We can make found-writing poems, but that's only one corner of writing. I did one out of a state sign on a creek that had a history related to the Civil War and another about statements and objects in a classroom related to the theme of apathy. Much like your nephew(?) selecting from data until a point emerges. But what we are responding to is a similarity to forms we use in created writing and a meaning that emerges. You in your present artistic project look at a series of randomly (?) created images and pick one that resonates. It resonates because you can see a symbolism in it or point to it and at least an impact from the visual composition. So in that one little corner of art and of writing, it's a lot alike. I guess I'd say that's letting a lot of random input come in until something flows by that grabs you because it doesn't feel random, but, as you say, makes sense. 

But as far as writing created from scratch (as opposed to found), there's no throwing down words at random. Even the first beginning phrase or word, which might come to you, comes with at least unconscious sense to it. Or at most, if it is truly random, is immediately connected with symbolism and associations. We react to a found object or a random word with a Rorshach connection--the shape becomes a butterfly or 2 faces or whatever, constant creating of meaning. And from that seed a sentence forms and then another, following the meaning that appears. 

I would say words do not come at random. They are meanings that elaborate themselves through associations and memories and ideas and rhetorical structures (like story or contrast or cause and effect or description or image) and even things like sound similarities. And they originate below the conscious mind out of something that is not yet words (T.S. Eliot--"a frog voice waiting to be born"). Perhaps from the primal void, the dynamism that is constantly spilling from formless potentiality into being. That surge becomes partially formed into emotion or dream-image or movement. and then it comes more fully into form shaped by words and structures. 

A found poem or found art would have to be a variation on that. Something in the unconscious recognizes a correspondence between the random image and some emotion or imagistic symbol that it can give voice to. It "makes sense." We agree on that part, the image making sense to us. I just disagree with the throwing words at random part. 

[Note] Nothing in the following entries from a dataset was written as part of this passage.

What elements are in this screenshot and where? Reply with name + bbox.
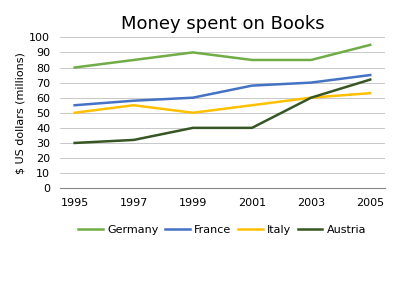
Germany — [131, 58, 136, 62]
Y-axis label: $ US dollars (millions): $ US dollars (millions) — [15, 52, 25, 174]
Germany — [72, 66, 77, 69]
Italy — [250, 103, 254, 107]
France — [131, 99, 136, 103]
Italy — [309, 96, 314, 100]
Austria — [131, 138, 136, 142]
Austria — [72, 141, 77, 145]
France — [368, 73, 373, 77]
France — [72, 103, 77, 107]
Line: Italy: Italy — [75, 93, 370, 113]
Line: Germany: Germany — [75, 45, 370, 68]
Austria — [190, 126, 195, 130]
Austria — [250, 126, 254, 130]
Legend: Germany, France, Italy, Austria: Germany, France, Italy, Austria — [74, 221, 371, 240]
Austria — [309, 96, 314, 100]
Italy — [72, 111, 77, 115]
Line: Austria: Austria — [75, 80, 370, 143]
Germany — [190, 51, 195, 54]
France — [190, 96, 195, 100]
Italy — [190, 111, 195, 115]
Line: France: France — [75, 75, 370, 105]
Italy — [368, 91, 373, 95]
France — [250, 84, 254, 87]
Title: Money spent on Books: Money spent on Books — [121, 15, 324, 33]
Germany — [368, 43, 373, 47]
Italy — [131, 103, 136, 107]
Austria — [368, 78, 373, 81]
Germany — [309, 58, 314, 62]
Germany — [250, 58, 254, 62]
France — [309, 81, 314, 84]
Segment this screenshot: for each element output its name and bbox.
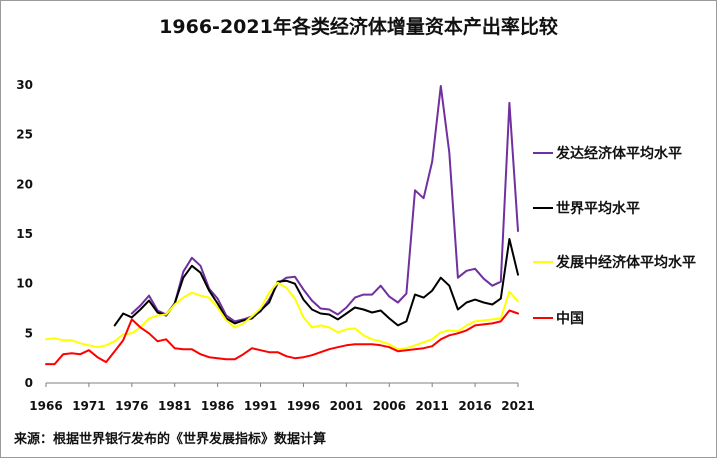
legend-label-1: 世界平均水平 [556, 200, 640, 217]
x-tick-label: 2011 [415, 399, 448, 413]
y-tick-label: 15 [16, 227, 33, 241]
x-tick-label: 2016 [458, 399, 491, 413]
series-line-2 [45, 281, 519, 351]
x-tick-label: 1991 [244, 399, 277, 413]
series-line-1 [113, 238, 519, 327]
x-tick-label: 2001 [330, 399, 363, 413]
x-tick-label: 2006 [373, 399, 406, 413]
chart-title: 1966-2021年各类经济体增量资本产出率比较 [159, 16, 558, 38]
legend-label-3: 中国 [556, 310, 584, 327]
series-line-3 [45, 309, 519, 366]
y-tick-label: 25 [16, 128, 33, 142]
x-tick-label: 1966 [29, 399, 62, 413]
y-tick-label: 10 [16, 277, 33, 291]
y-tick-label: 20 [16, 177, 33, 191]
x-tick-label: 1976 [115, 399, 148, 413]
y-tick-label: 0 [25, 376, 33, 390]
x-tick-label: 2021 [501, 399, 534, 413]
x-tick-label: 1986 [201, 399, 234, 413]
series-line-0 [130, 85, 519, 323]
legend-label-0: 发达经济体平均水平 [555, 145, 682, 162]
y-tick-label: 5 [25, 326, 33, 340]
x-tick-label: 1981 [158, 399, 191, 413]
source-note: 来源：根据世界银行发布的《世界发展指标》数据计算 [14, 432, 327, 447]
axes: 0 5 10 15 20 25 30 1966 1971 1976 1981 1986 1991 1996… [16, 78, 534, 413]
x-tick-label: 1996 [287, 399, 320, 413]
y-tick-label: 30 [16, 78, 33, 92]
legend-label-2: 发展中经济体平均水平 [555, 254, 696, 271]
series-lines [45, 85, 519, 366]
x-tick-label: 1971 [72, 399, 105, 413]
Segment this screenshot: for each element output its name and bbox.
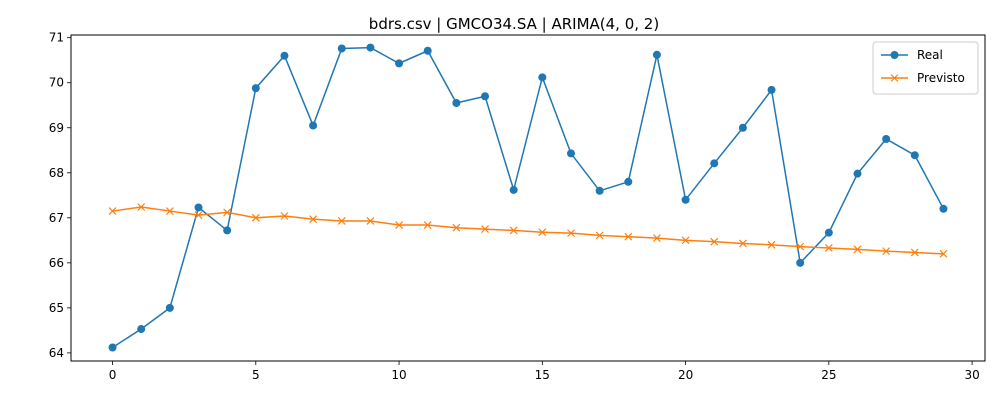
data-point-previsto (423, 221, 432, 229)
data-point-real (853, 169, 862, 178)
data-point-previsto (309, 215, 318, 224)
data-point-previsto (481, 225, 489, 233)
data-point-previsto (108, 207, 117, 215)
legend-label-previsto: Previsto (917, 71, 965, 85)
data-point-real (652, 50, 661, 59)
data-point-previsto (509, 226, 518, 235)
data-point-real (796, 258, 805, 267)
data-point-real (910, 151, 919, 160)
data-point-real (824, 228, 833, 237)
legend-marker-previsto (890, 74, 899, 82)
data-point-previsto (767, 240, 776, 249)
series-line-real (112, 46, 945, 349)
data-point-previsto (194, 211, 203, 220)
data-point-real (767, 85, 776, 94)
y-tick-label: 68 (49, 166, 64, 180)
y-tick-label: 70 (49, 76, 64, 90)
data-point-previsto (738, 239, 747, 248)
data-point-real (595, 186, 604, 195)
data-point-real (566, 149, 575, 158)
data-point-real (481, 92, 490, 101)
data-point-real (509, 185, 518, 194)
data-point-real (251, 84, 260, 93)
x-tick-label: 0 (109, 368, 117, 382)
x-tick-label: 25 (821, 368, 836, 382)
data-point-real (223, 226, 232, 235)
data-point-real (538, 73, 547, 82)
legend-marker-real (890, 51, 899, 59)
data-point-previsto (910, 248, 919, 257)
data-point-real (194, 203, 203, 212)
data-point-real (337, 44, 346, 53)
data-point-real (395, 59, 404, 68)
plot-frame (70, 34, 986, 362)
data-point-previsto (165, 207, 174, 215)
data-point-real (624, 177, 633, 186)
data-point-previsto (824, 244, 833, 252)
data-point-real (452, 98, 461, 107)
data-point-real (165, 303, 174, 312)
data-point-previsto (595, 231, 604, 240)
data-point-previsto (251, 213, 260, 222)
y-tick-label: 69 (49, 121, 64, 135)
x-tick-label: 30 (964, 368, 979, 382)
data-point-previsto (452, 223, 461, 232)
x-tick-label: 20 (678, 368, 693, 382)
data-point-real (882, 135, 891, 144)
data-point-previsto (137, 203, 146, 211)
data-point-previsto (853, 245, 862, 254)
x-tick-label: 10 (391, 368, 406, 382)
data-point-previsto (538, 228, 547, 237)
data-point-real (309, 121, 318, 130)
data-point-previsto (653, 234, 661, 242)
data-point-real (939, 204, 948, 213)
data-point-previsto (223, 208, 232, 217)
data-point-previsto (280, 212, 289, 220)
data-point-real (137, 325, 146, 334)
data-point-previsto (710, 237, 719, 246)
data-point-previsto (796, 242, 805, 251)
data-point-previsto (624, 232, 633, 241)
data-point-previsto (681, 236, 690, 245)
y-tick-label: 65 (49, 301, 64, 315)
y-tick-label: 66 (49, 256, 64, 270)
data-point-previsto (366, 217, 375, 225)
y-tick-label: 67 (49, 211, 64, 225)
y-tick-label: 64 (49, 346, 64, 360)
data-point-real (710, 159, 719, 168)
chart-title: bdrs.csv | GMCO34.SA | ARIMA(4, 0, 2) (369, 15, 659, 33)
data-point-previsto (939, 249, 948, 258)
data-point-previsto (337, 217, 346, 225)
x-tick-label: 15 (535, 368, 550, 382)
y-tick-label: 71 (49, 31, 64, 45)
axis-ticks: 0 5 10 15 20 25 30 64 65 66 67 68 69 70 71 (49, 31, 980, 382)
data-point-previsto (395, 221, 403, 229)
data-point-real (738, 123, 747, 132)
data-point-real (681, 195, 690, 204)
data-point-real (423, 46, 432, 55)
x-tick-label: 5 (252, 368, 260, 382)
data-point-real (108, 343, 117, 352)
legend-label-real: Real (917, 48, 943, 62)
data-point-previsto (567, 229, 575, 238)
series-line-previsto (112, 206, 944, 255)
data-point-real (280, 51, 289, 60)
legend: Real Previsto (872, 41, 979, 95)
series-layer (108, 43, 948, 352)
data-point-previsto (882, 247, 891, 256)
data-point-real (366, 43, 375, 52)
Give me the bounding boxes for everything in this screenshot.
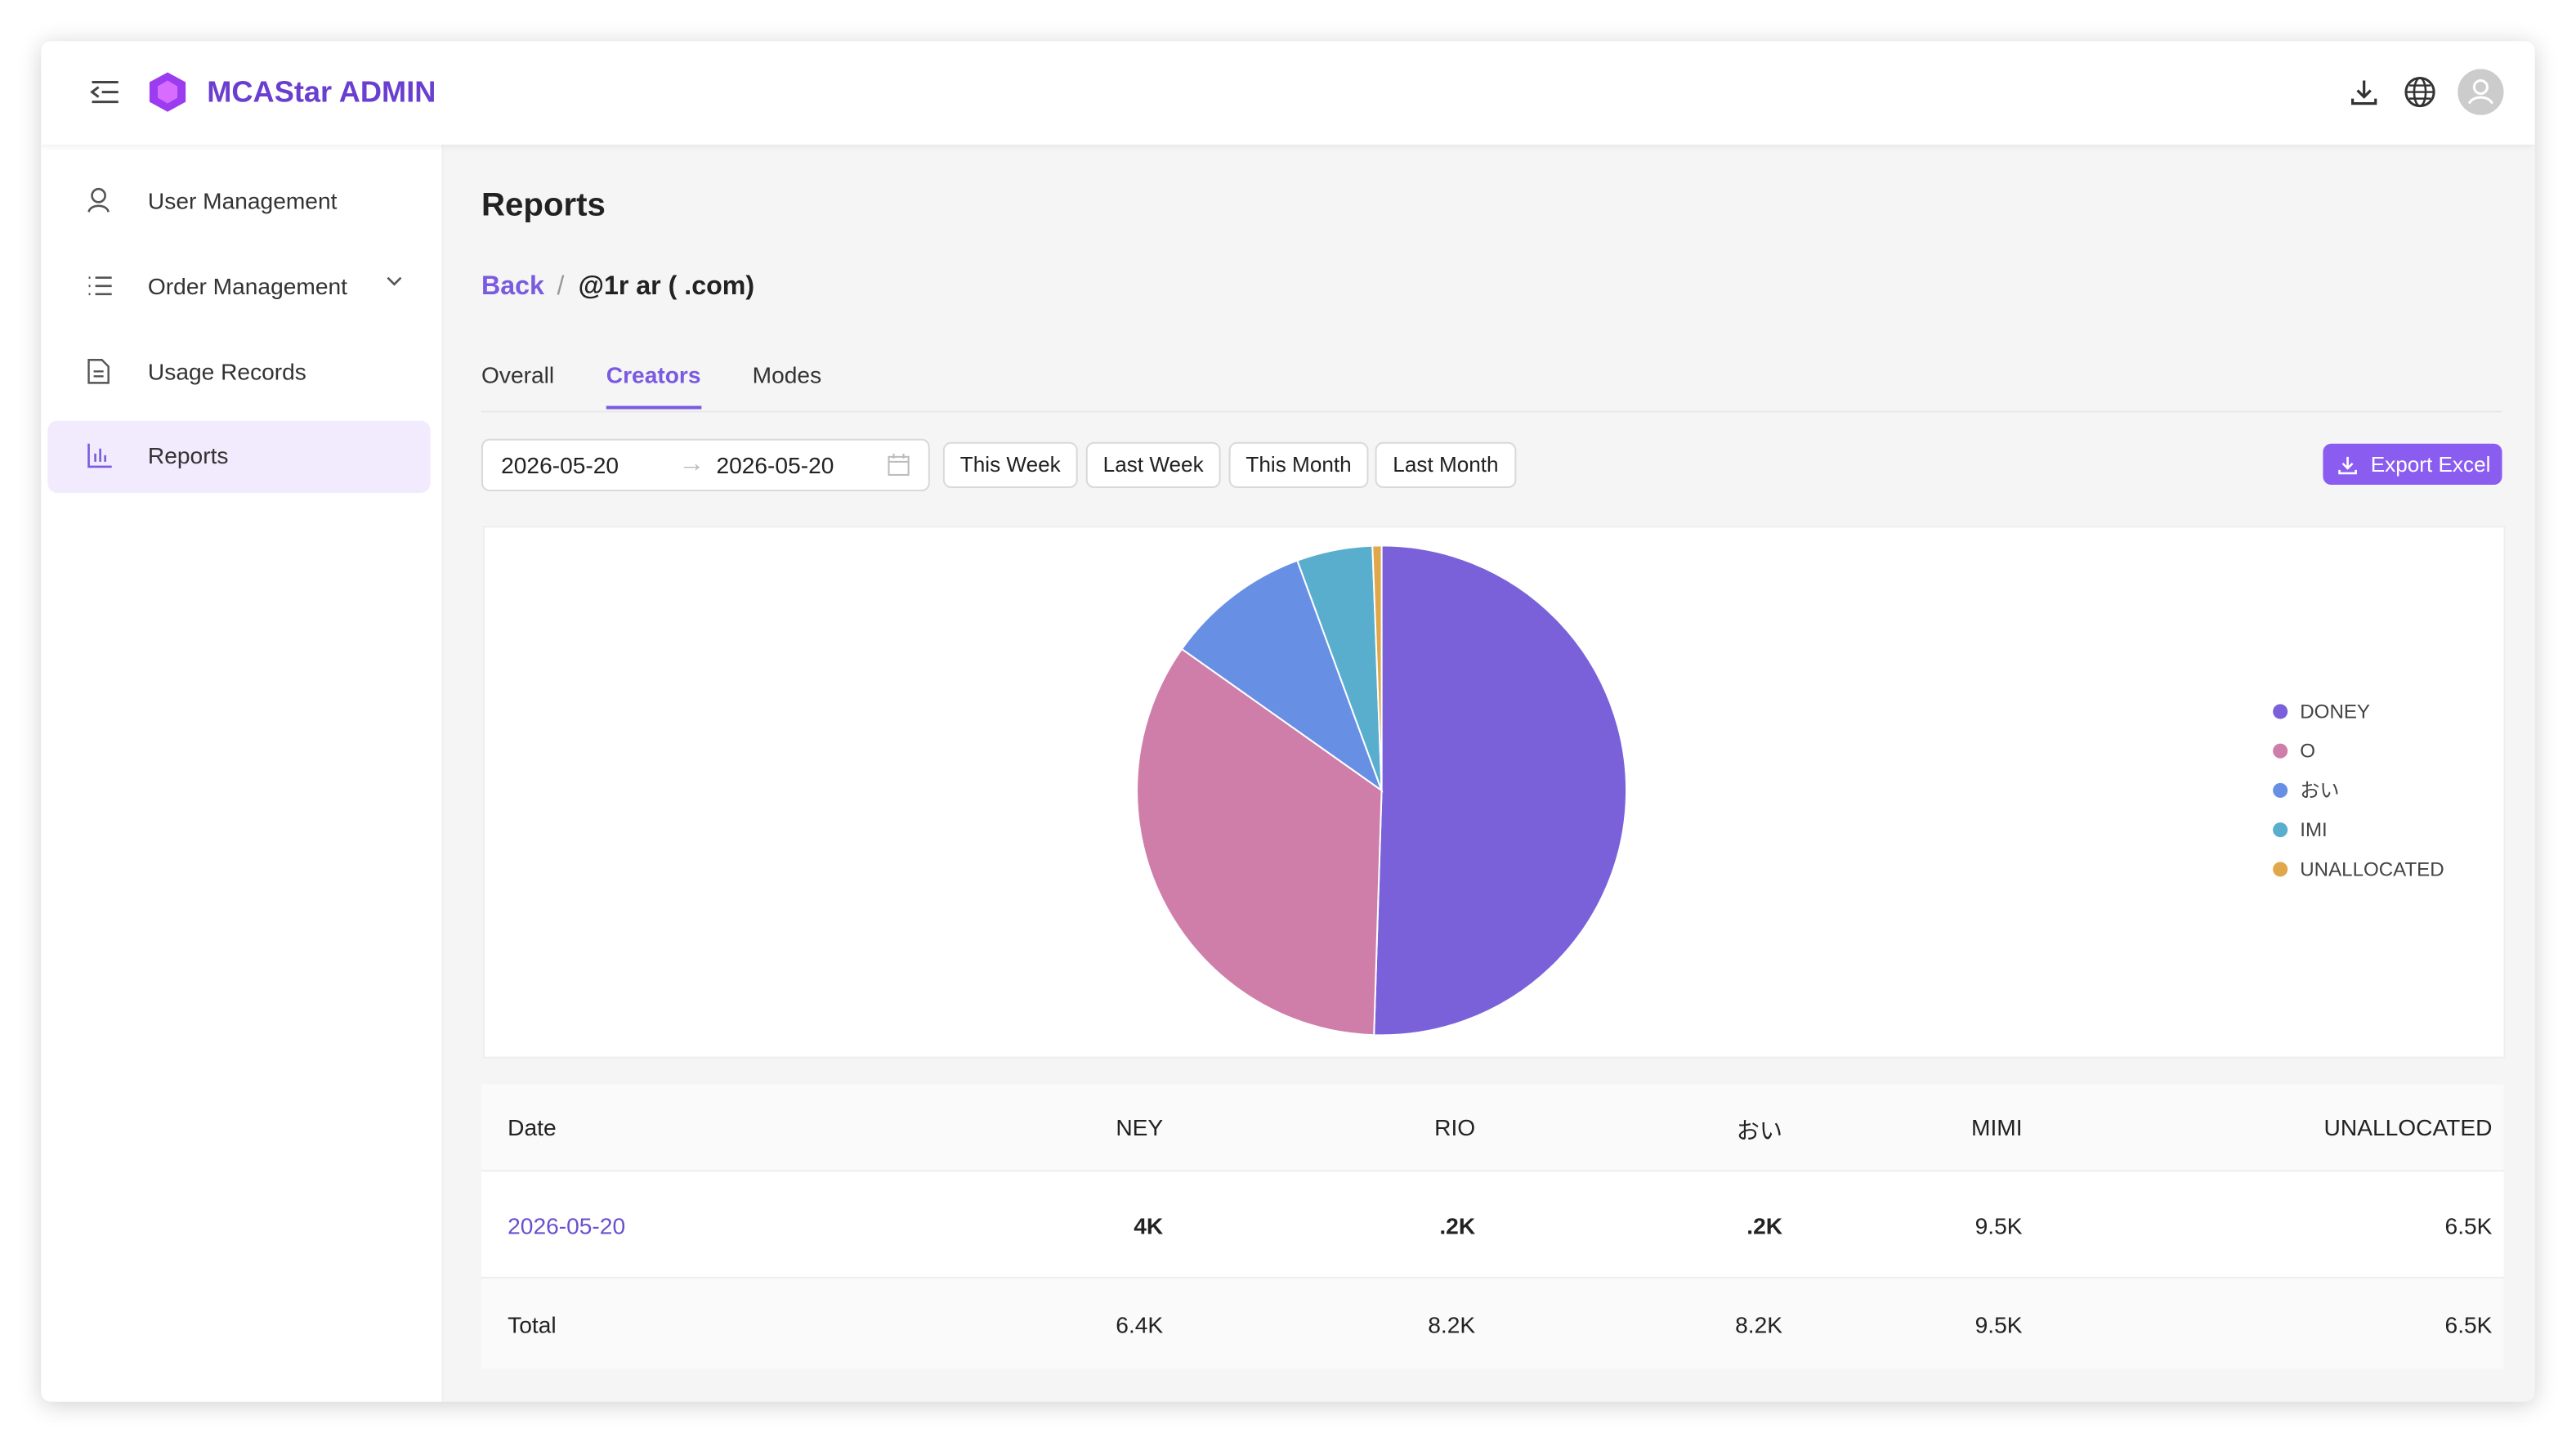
date-start: 2026-05-20 bbox=[501, 451, 619, 478]
column-header: NEY bbox=[1116, 1113, 1164, 1141]
arrow: → bbox=[678, 450, 705, 478]
sidebar: User Management Order Management Usage R… bbox=[41, 144, 444, 1402]
nav-label: User Management bbox=[147, 187, 338, 214]
date-range[interactable]: 2026-05-20 → 2026-05-20 bbox=[481, 438, 930, 492]
nav-item[interactable]: User Management bbox=[47, 166, 430, 235]
menu-icon[interactable] bbox=[90, 78, 120, 105]
pie-slice bbox=[1180, 559, 1384, 793]
export-button[interactable]: Export Excel bbox=[2323, 443, 2502, 486]
total-row bbox=[481, 1276, 2504, 1369]
row-label: 2026-05-20 bbox=[508, 1212, 626, 1239]
legend-dot bbox=[2273, 822, 2288, 838]
pie-slice bbox=[1371, 544, 1383, 790]
legend-dot bbox=[2273, 743, 2288, 759]
logo bbox=[149, 72, 186, 112]
nav-item[interactable]: Usage Records bbox=[47, 337, 430, 405]
avatar[interactable] bbox=[2457, 69, 2504, 115]
export-label: Export Excel bbox=[2370, 451, 2491, 477]
table-cell: 9.5K bbox=[1974, 1311, 2023, 1338]
table-cell: 8.2K bbox=[1735, 1311, 1783, 1338]
table-cell: .2K bbox=[1746, 1212, 1783, 1239]
table-header bbox=[481, 1084, 2504, 1172]
tab-underline bbox=[606, 405, 702, 410]
legend-label: おい bbox=[2300, 780, 2339, 802]
tab-divider bbox=[481, 410, 2502, 413]
legend-dot bbox=[2273, 704, 2288, 719]
window: MCAStar ADMIN User Management Order Mana… bbox=[41, 41, 2535, 1402]
pie-chart: DONEY O おい IMI UNALLOCATED bbox=[1136, 544, 2444, 1037]
column-header: UNALLOCATED bbox=[2323, 1113, 2493, 1141]
date-end: 2026-05-20 bbox=[716, 451, 834, 478]
legend-dot bbox=[2273, 782, 2288, 798]
legend-label: IMI bbox=[2300, 819, 2327, 841]
column-header: MIMI bbox=[1971, 1113, 2023, 1141]
range-button[interactable]: This Month bbox=[1228, 441, 1369, 489]
back-link[interactable]: Back bbox=[481, 272, 544, 301]
nav-label: Order Management bbox=[147, 272, 347, 299]
column-header: おい bbox=[1736, 1117, 1783, 1144]
account: @1r ar ( .com) bbox=[578, 272, 755, 301]
page-title: Reports bbox=[481, 187, 606, 224]
table-cell: 8.2K bbox=[1428, 1311, 1476, 1338]
nav-item-active[interactable]: Reports bbox=[47, 420, 431, 494]
table: Date NEY RIO おい MIMI UNALLOCATED 2026-05-20 4K.… bbox=[481, 1084, 2504, 1369]
table-cell: 4K bbox=[1134, 1212, 1164, 1239]
pie-slice bbox=[1136, 647, 1383, 1037]
range-button[interactable]: Last Week bbox=[1085, 441, 1221, 489]
range-button[interactable]: This Week bbox=[942, 441, 1078, 489]
range-button[interactable]: Last Month bbox=[1375, 441, 1517, 489]
table-cell: 6.4K bbox=[1116, 1311, 1164, 1338]
nav-label: Usage Records bbox=[147, 358, 306, 385]
column-header: RIO bbox=[1434, 1113, 1476, 1141]
nav-label: Reports bbox=[147, 441, 229, 468]
legend-label: DONEY bbox=[2300, 701, 2370, 723]
top-bar: MCAStar ADMIN bbox=[41, 41, 2535, 145]
pie-slice bbox=[1373, 544, 1628, 1037]
table-cell: .2K bbox=[1439, 1212, 1476, 1239]
legend-label: O bbox=[2300, 741, 2315, 763]
legend-dot bbox=[2273, 862, 2288, 877]
chart-card: DONEY O おい IMI UNALLOCATED bbox=[482, 526, 2506, 1059]
table-cell: 6.5K bbox=[2444, 1212, 2493, 1239]
brand: MCAStar ADMIN bbox=[207, 75, 436, 109]
row-label: Total bbox=[508, 1311, 557, 1338]
legend-label: UNALLOCATED bbox=[2300, 858, 2444, 880]
tab[interactable]: Overall bbox=[481, 361, 555, 388]
separator: / bbox=[557, 272, 565, 301]
download-icon[interactable] bbox=[2350, 77, 2379, 106]
table-cell: 6.5K bbox=[2444, 1311, 2493, 1338]
column-header: Date bbox=[508, 1113, 557, 1141]
nav-item[interactable]: Order Management bbox=[47, 252, 430, 320]
tab-active[interactable]: Creators bbox=[606, 361, 701, 388]
calendar-icon bbox=[888, 453, 910, 476]
tab[interactable]: Modes bbox=[752, 361, 822, 388]
language-icon[interactable] bbox=[2404, 75, 2436, 108]
table-cell: 9.5K bbox=[1974, 1212, 2023, 1239]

Hope that is not just a big jumble of words.

Kim: I love what you wrote… and I disagree, of course. At least I think it is not either or. Just take the thoughts that pop into our head. They seem random, but we can follow them or ignore them or something in between.

It St. Louis, sometimes our writing group would pick a book randomly and pick a page and paragraph randomly and then that would be our prompt.

But that’s just the beginning. It would be like dropping a photographer out of an airplane. That’s the beginning. Then she would explore that landscape and develop it from his random beginnings.